El juicio llegó en 2015, declaró como testigo, no como imputado. Se mostró distante de su familia, una distancia prudente.
Lo encontré en el cuarto piso de los tribunales de Talcahuano. Había hablado con él a lo largo de los años, tenía todavía sus lentes de sol y su cigarrillo.
“Lamentablemente, no puedo acompañar a mi mujer en el Tribunal. Lo estoy viendo por televisión. Si soy testigo, no puedo estar. Tengo que declarar, ahí si voy a poder. Y esto es doloroso, muy, muy doloroso. La voy llevando como puedo, pero no sé”, dijo. “Estoy hecho pelota, hablar en el juicio es revolver todo otra vez”.
Después se puso a llorar. Un grupo de periodistas lo persiguió a la salida.
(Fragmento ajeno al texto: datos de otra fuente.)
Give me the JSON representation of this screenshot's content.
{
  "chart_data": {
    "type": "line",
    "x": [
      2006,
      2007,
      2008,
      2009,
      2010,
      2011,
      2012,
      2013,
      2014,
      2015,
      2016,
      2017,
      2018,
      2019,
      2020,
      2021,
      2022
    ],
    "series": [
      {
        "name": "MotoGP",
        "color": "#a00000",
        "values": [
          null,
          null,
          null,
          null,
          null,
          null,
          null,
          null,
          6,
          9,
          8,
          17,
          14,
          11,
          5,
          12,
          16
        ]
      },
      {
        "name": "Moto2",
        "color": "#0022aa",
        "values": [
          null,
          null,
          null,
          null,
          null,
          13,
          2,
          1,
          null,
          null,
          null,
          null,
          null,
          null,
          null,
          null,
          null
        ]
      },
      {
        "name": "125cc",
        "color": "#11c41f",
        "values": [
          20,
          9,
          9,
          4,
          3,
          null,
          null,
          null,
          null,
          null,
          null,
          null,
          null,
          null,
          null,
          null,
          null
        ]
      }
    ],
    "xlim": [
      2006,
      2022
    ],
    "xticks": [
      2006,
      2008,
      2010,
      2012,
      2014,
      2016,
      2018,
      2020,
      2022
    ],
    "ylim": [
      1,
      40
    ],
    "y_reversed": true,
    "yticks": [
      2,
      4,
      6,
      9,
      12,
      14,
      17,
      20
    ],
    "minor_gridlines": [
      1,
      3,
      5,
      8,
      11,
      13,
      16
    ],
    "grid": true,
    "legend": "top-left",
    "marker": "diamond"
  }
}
El 15 de julio de 2015, después de cuatro meses de audiencias y 120 testigos, Mangeri fue condenado a prisión perpetua por el femicidio de Ángeles. Sergio no fue a Tribunales, decidió no estar. Lo llamé por teléfono.
“La cadena perpetua no cambia nada. Sigo con el dolor de no tener a ‘Mumi’. Yo estoy del lado de afuera. Lo importante es que estén la mamá y el papá de Ángeles", dijo.
-¿Por qué? Tu lugar es con tu familia.
-Los medios me dieron con un caño, sin justificación. Se dijeron muchas cosas que no son. Sin rencor te digo esto. Nunca hubo un reconocimiento, un ‘nos equivocamos’. Existió el silencio. Y el silencio otorga. Yo sé quién soy y sé bien todo lo que amé a esa criatura.
Para ese entonces, el país que lo incriminó por nada todavía le debía una disculpa. “No importa”, dijo, “no importa”.
“Me hicieron mierda”.
Esa fue su última entrevista. Nunca más volvió a hablar. Opatowski luego desapareció del ojo público. Hoy tiene 61 años.